Harry Potter and the Cursed Child, J.K. Rowling, Jack Thorne and Jack Tiffany
I am a longtime, avid Harry Potter fan, and I had mixed feelings about this new story/script, before and after reading it. Fun to spend more time in Rowling’s world, and the characters are (mostly) still beautifully themselves. But it lacked the depth and power of the original seven books. I’m still glad I read it.

Precious and Grace, Alexander McCall Smith
I enjoy McCall Smith’s gentle mystery series about Precious Ramotswe, who runs the No. 1 Ladies’ Detective Agency in Gaborone, Botswana. I am less fond of her assistant, Grace Makutsi, but the dynamic between the two women is always interesting. This one wasn’t really a mystery, more a gentle reflection on life and forgiveness, but it was charming. To review for Shelf Awareness (out Oct. 11).

A Gentleman in Moscow, Amor Towles
Count Alexander Ilyich Rostov is placed under house arrest in Moscow’s Metropol Hotel and sets about building a life for himself within the hotel’s walls. A witty, philosophical, engaging story – Rostov is charming and so is his supporting cast. I especially loved the hotel’s chef, Émile, and maitre d’, Andrey. (I also relished Towles’ debut, Rules of Civility.)

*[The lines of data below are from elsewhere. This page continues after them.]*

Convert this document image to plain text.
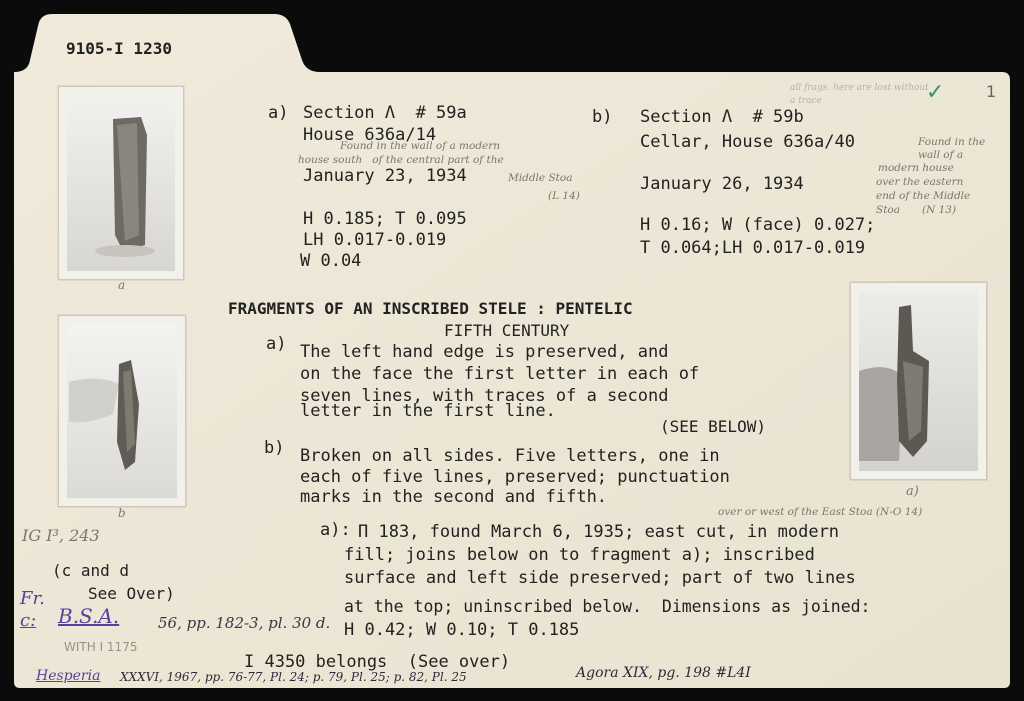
9105-I 1230
all frags. here are lost without a trace	✓	1
a
b
a)
a) Section Λ  # 59a
House 636a/14
Found in the wall of a modern
house south   of the central part of the
January 23, 1934	Middle Stoa
(L 14)
H 0.185; T 0.095
LH 0.017-0.019
W 0.04
b) Section Λ  # 59b
Cellar, House 636a/40
January 26, 1934
H 0.16; W (face) 0.027;
T 0.064;LH 0.017-0.019
Found in the
wall of a
modern house
over the eastern
end of the Middle
Stoa (N 13)
FRAGMENTS OF AN INSCRIBED STELE : PENTELIC
FIFTH CENTURY
a) The left hand edge is preserved, and
on the face the first letter in each of
seven lines, with traces of a second
letter in the first line.
(SEE BELOW)
b) Broken on all sides. Five letters, one in
each of five lines, preserved; punctuation
marks in the second and fifth.
over or west of the East Stoa (N-O 14)
a): Π 183, found March 6, 1935; east cut, in modern
fill; joins below on to fragment a); inscribed
surface and left side preserved; part of two lines
at the top; uninscribed below.  Dimensions as joined:
H 0.42; W 0.10; T 0.185
IG I³, 243
(c and d
See Over)
Fr.
c: B.S.A.	56, pp. 182-3, pl. 30 d.
WITH I 1175
I 4350 belongs  (See over)
Hesperia XXXVI, 1967, pp. 76-77, Pl. 24; p. 79, Pl. 25; p. 82, Pl. 25	Agora XIX, pg. 198 #L4I
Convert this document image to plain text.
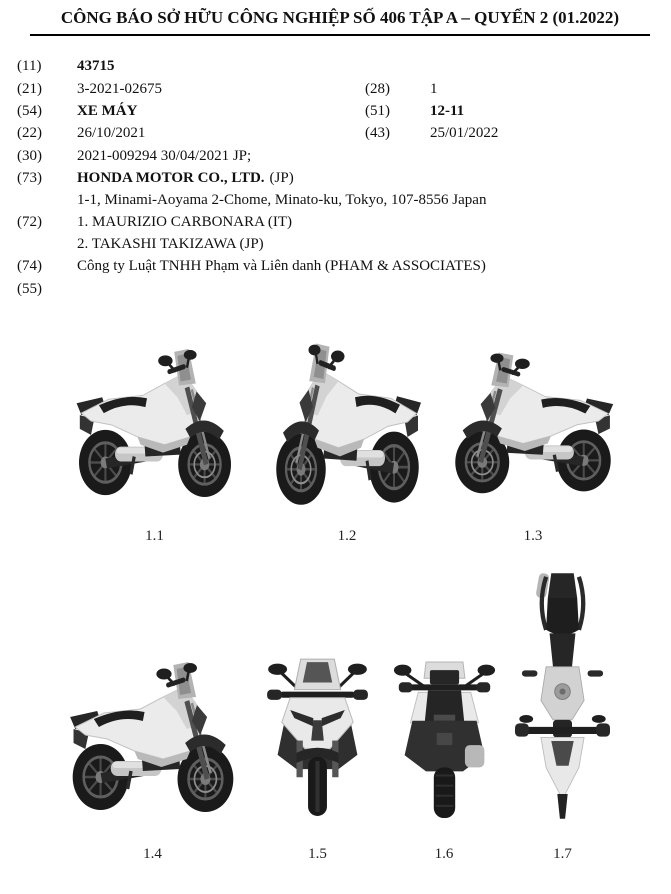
CÔNG BÁO SỞ HỮU CÔNG NGHIỆP SỐ 406 TẬP A – QUYỂN 2 (01.2022)
(11)	43715
(21)	3-2021-02675	(28)	1
(54)	XE MÁY	(51)	12-11
(22)	26/10/2021	(43)	25/01/2022
(30)	2021-009294 30/04/2021 JP;
(73)	HONDA MOTOR CO., LTD. (JP)
1-1, Minami-Aoyama 2-Chome, Minato-ku, Tokyo, 107-8556 Japan
(72)	1. MAURIZIO CARBONARA (IT)
2. TAKASHI TAKIZAWA (JP)
(74)	Công ty Luật TNHH Phạm và Liên danh (PHAM & ASSOCIATES)
(55)
1.1	1.2	1.3
1.4	1.5	1.6	1.7
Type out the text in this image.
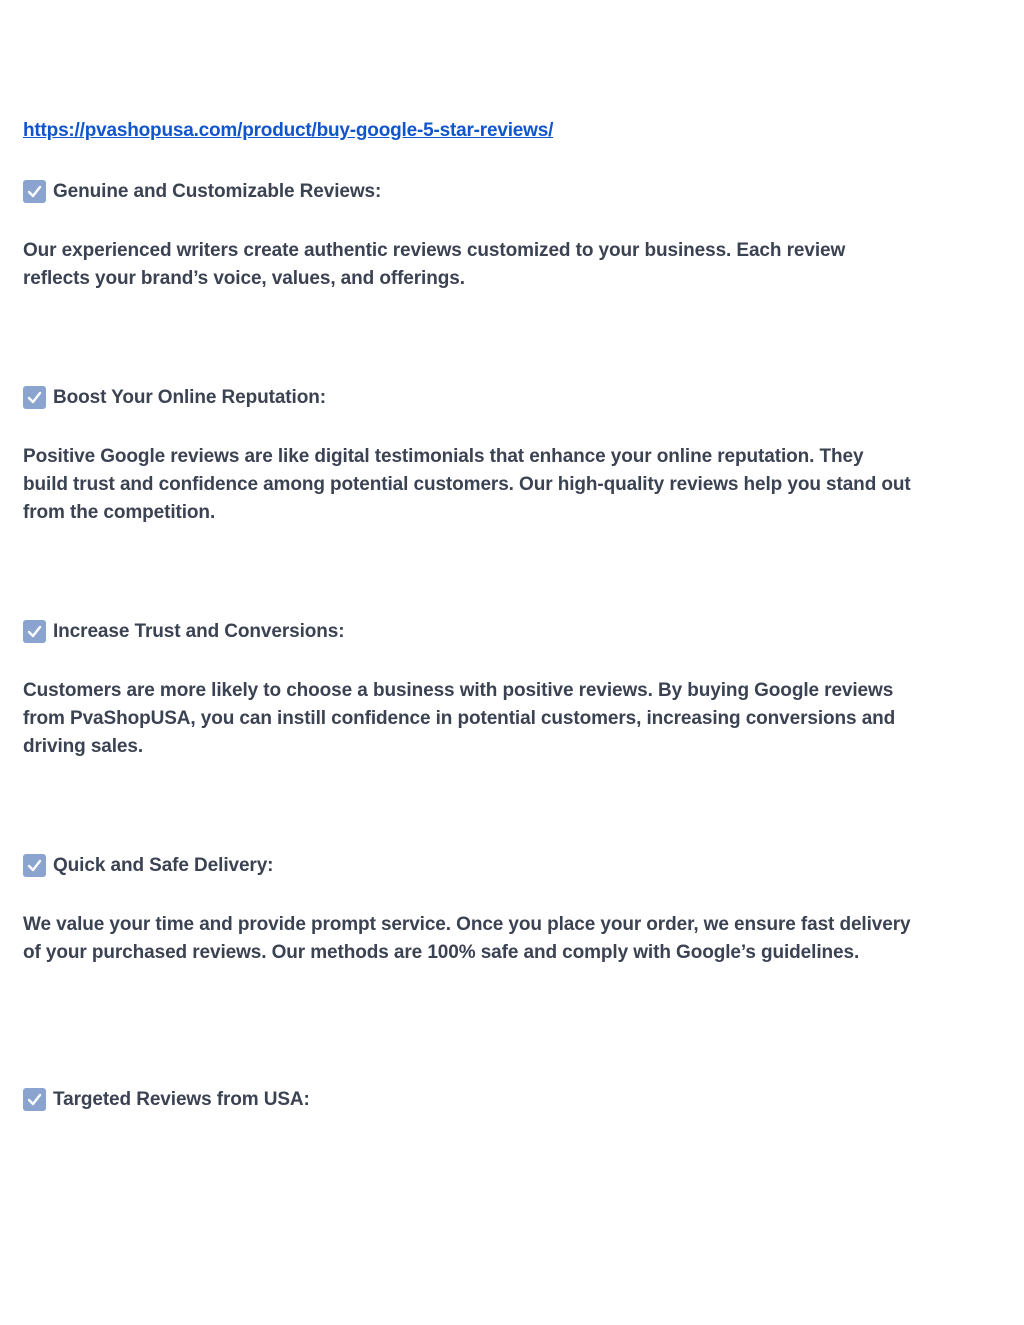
https://pvashopusa.com/product/buy-google-5-star-reviews/
Genuine and Customizable Reviews:
Our experienced writers create authentic reviews customized to your business. Each review reflects your brand’s voice, values, and offerings.
Boost Your Online Reputation:
Positive Google reviews are like digital testimonials that enhance your online reputation. They build trust and confidence among potential customers. Our high-quality reviews help you stand out from the competition.
Increase Trust and Conversions:
Customers are more likely to choose a business with positive reviews. By buying Google reviews from PvaShopUSA, you can instill confidence in potential customers, increasing conversions and driving sales.
Quick and Safe Delivery:
We value your time and provide prompt service. Once you place your order, we ensure fast delivery of your purchased reviews. Our methods are 100% safe and comply with Google’s guidelines.
Targeted Reviews from USA:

To Capture What We Cannot Keep, Beatrice Colin
Widowed and penniless, Caitriona Wallace takes a job as a companion to two young people heading to Paris in 1887. There, all three of them become entangled with Émile Nouguier, an engineer working with Gustave Eiffel to build his tower. Beautiful descriptions, though I found every single character (except Eiffel himself) frustratingly passive. To review for Shelf Awareness (out Nov. 29).

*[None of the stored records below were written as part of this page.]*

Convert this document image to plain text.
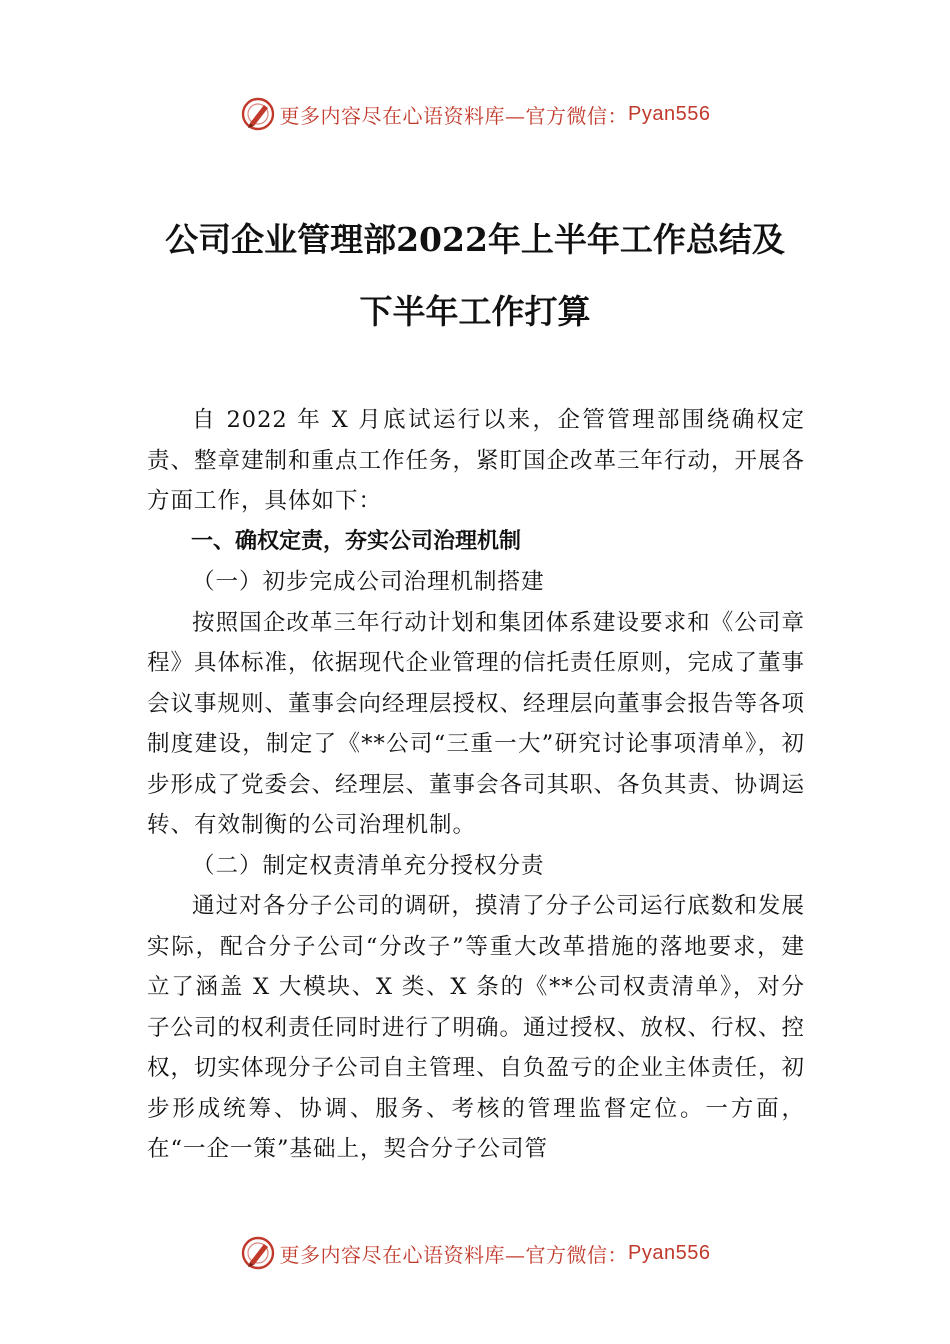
更多内容尽在心语资料库—官方微信： Pyan556
公司企业管理部2022年上半年工作总结及
下半年工作打算

自 2022 年 X 月底试运行以来，企管管理部围绕确权定责、整章建制和重点工作任务，紧盯国企改革三年行动，开展各方面工作，具体如下：

一、确权定责，夯实公司治理机制

（一）初步完成公司治理机制搭建

按照国企改革三年行动计划和集团体系建设要求和《公司章程》具体标准，依据现代企业管理的信托责任原则，完成了董事会议事规则、董事会向经理层授权、经理层向董事会报告等各项制度建设，制定了《**公司“三重一大”研究讨论事项清单》，初步形成了党委会、经理层、董事会各司其职、各负其责、协调运转、有效制衡的公司治理机制。

（二）制定权责清单充分授权分责

通过对各分子公司的调研，摸清了分子公司运行底数和发展实际，配合分子公司“分改子”等重大改革措施的落地要求，建立了涵盖 X 大模块、X 类、X 条的《**公司权责清单》，对分子公司的权利责任同时进行了明确。通过授权、放权、行权、控权，切实体现分子公司自主管理、自负盈亏的企业主体责任，初步形成统筹、协调、服务、考核的管理监督定位。一方面，在“一企一策”基础上，契合分子公司管

更多内容尽在心语资料库—官方微信： Pyan556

The Shattered Tree, Charles Todd
This eighth entry in Todd’s Bess Crawford series finds Bess (battlefield nurse and amateur sleuth) tracking down a mysterious soldier in October 1918. These books are somber but well written, and I like Bess (though she does insist on thinking she’s invincible). A solid historical mystery.

Links (not affiliate links) are to my favorite local bookstore, Brookline Booksmith.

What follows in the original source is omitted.